Si les historiens évoquent une jeunesse dissipée et la difficile relation avec ses parents, nous retiendrons –

  • que le discernement du futur saint résulte des épreuves telles la prison ou la maladie ;
  • qu’avec la fondation de l’Ordre des frères mineurs (« Ordre franciscain ») il concrétise son engagement dans la vie religieuse ;
  • qu’avec l’initiative du dialogue interreligieux auprès des musulmans en Égypte en 1219 il se fait connaître et apprécier hors de l’Église catholique ;
  • qu’avec son reniement pour les tentations temporelles, il se tourne vers la pauvreté, le travail manuel, la compagnie des malades, et la prédication.

Ainsi toute l’œuvre de Saint François nous exprime sa compréhension de l’Évangile et, sur son exemple, nous invite à poursuivre notre marche dans les pas du Christ. Saint Jean Paul II l’avait bien compris, qui par les « Rencontres d’Assise », a œuvré pour la « Prière pour la paix » dès 1986.

Le pèlerinage a été l’occasion de développer les sujets mentionnés rapidement ci-dessus, mais aussi d’évoquer : Sainte Claire d’Assise et Sainte Agnès d’Assise, deux disciples de Saint François ; son influence sur un siècle de scoutisme en Europe ; ou à propos du regard de l’homme sur les animaux, créatures de Dieu ; ou encore sur l’écologie comme le note Saint Jean Paul II dans sa lettre apostolique « Inter sanctos praeclarosque viros » en 1979 ; sans oublier Pape François, lequel a choisi son nom en référence à la pauvreté et l’humilité prêchées par Saint François, et a titré sa première encyclique « Laudato si’ », ce qui référence directement le début du « Cantique des créatures » écrit par Saint François.

Certainement, quelques unes des règles de vie des Franciscains nous semblent peu tolérables aujourd’hui, quand elles s’appuient sur une lecture littérale de phrases de l’Évangile. Pourtant l’esprit de Saint François contribue à donner sens à notre passage éphémère sur la terre, en offrant les conditions de la recherche du spirituel, laquelle débouche sur la rencontre personnelle de Dieu dans sa vie ; et en désirant la conversion de tous pour bâtir un monde de justice et de paix.
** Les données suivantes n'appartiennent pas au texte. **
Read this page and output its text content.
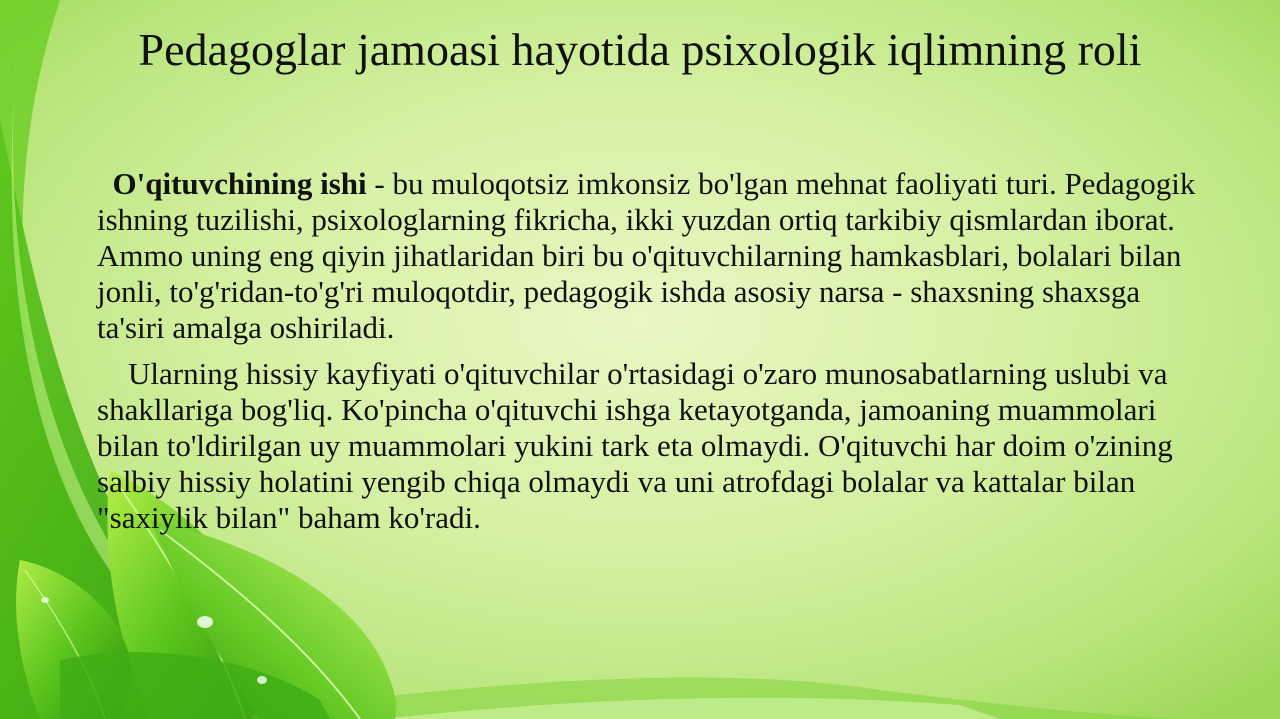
Pedagoglar jamoasi hayotida psixologik iqlimning roli

O'qituvchining ishi - bu muloqotsiz imkonsiz bo'lgan mehnat faoliyati turi. Pedagogik ishning tuzilishi, psixologlarning fikricha, ikki yuzdan ortiq tarkibiy qismlardan iborat. Ammo uning eng qiyin jihatlaridan biri bu o'qituvchilarning hamkasblari, bolalari bilan jonli, to'g'ridan-to'g'ri muloqotdir, pedagogik ishda asosiy narsa - shaxsning shaxsga ta'siri amalga oshiriladi.

Ularning hissiy kayfiyati o'qituvchilar o'rtasidagi o'zaro munosabatlarning uslubi va shakllariga bog'liq. Ko'pincha o'qituvchi ishga ketayotganda, jamoaning muammolari bilan to'ldirilgan uy muammolari yukini tark eta olmaydi. O'qituvchi har doim o'zining salbiy hissiy holatini yengib chiqa olmaydi va uni atrofdagi bolalar va kattalar bilan "saxiylik bilan" baham ko'radi.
Le Père habite une lumière inaccessible, et Dieu est esprit, et personne n'a jamais vu Dieu. Puisque Dieu est esprit, il ne peut être vu que par l'esprit; car c'est l'esprit qui vivifie, tandis que la chair ne sert de rien. [Paroles d'admonition de Saint François]

Pourquoi être parti en pèlerinage ?

Partir en pèlerinage c’est se mettre en mouvement, se lever, ressusciter – Rappelons-nous le sens de la parabole du « Fils prodigue » qui multiplie de telles évocations :

Luc 15, 11-32 : [Le jeune fils] « partit », « alla se mettre au service », « Étant rentré en lui-même », « je me lèverai, j’irai vers mon père », etc. [Le père] « il courut se jeter à son cou », « Apportez », « l’en revêtez », « mettez-lui », « Amenez », « sortit », « le pria d’entrer ».

Partir en pèlerinage c’est déplacer la montagne que je suis devenu en quittant l’insouciance de l’enfance pour entrer dans le monde adulte – Rappelons-nous la puissance de la foi :

Matthieu 17, 20 « Je vous le dis en vérité, si vous aviez de la foi comme un grain de sénevé, vous diriez à cette montagne : Transporte-toi d'ici là, et elle se transporterait ; rien ne vous serait impossible. »

Partir en pèlerinage c’est, chemin faisant, rencontrer mes frères et sœurs en Christ ; c’est vivre une fraternité et découvrir qu’eux aussi se sont mis debout ; qu’ensemble réunis, quand nos talents propres s’expriment au service de la maison commune, nous formons le peuple incarnant le corps du Christ ressuscité :

Jean 11, 52 « Et ce n’était pas pour la nation seulement ; c’était aussi afin de réunir en un seul corps les enfants de Dieu dispersés. »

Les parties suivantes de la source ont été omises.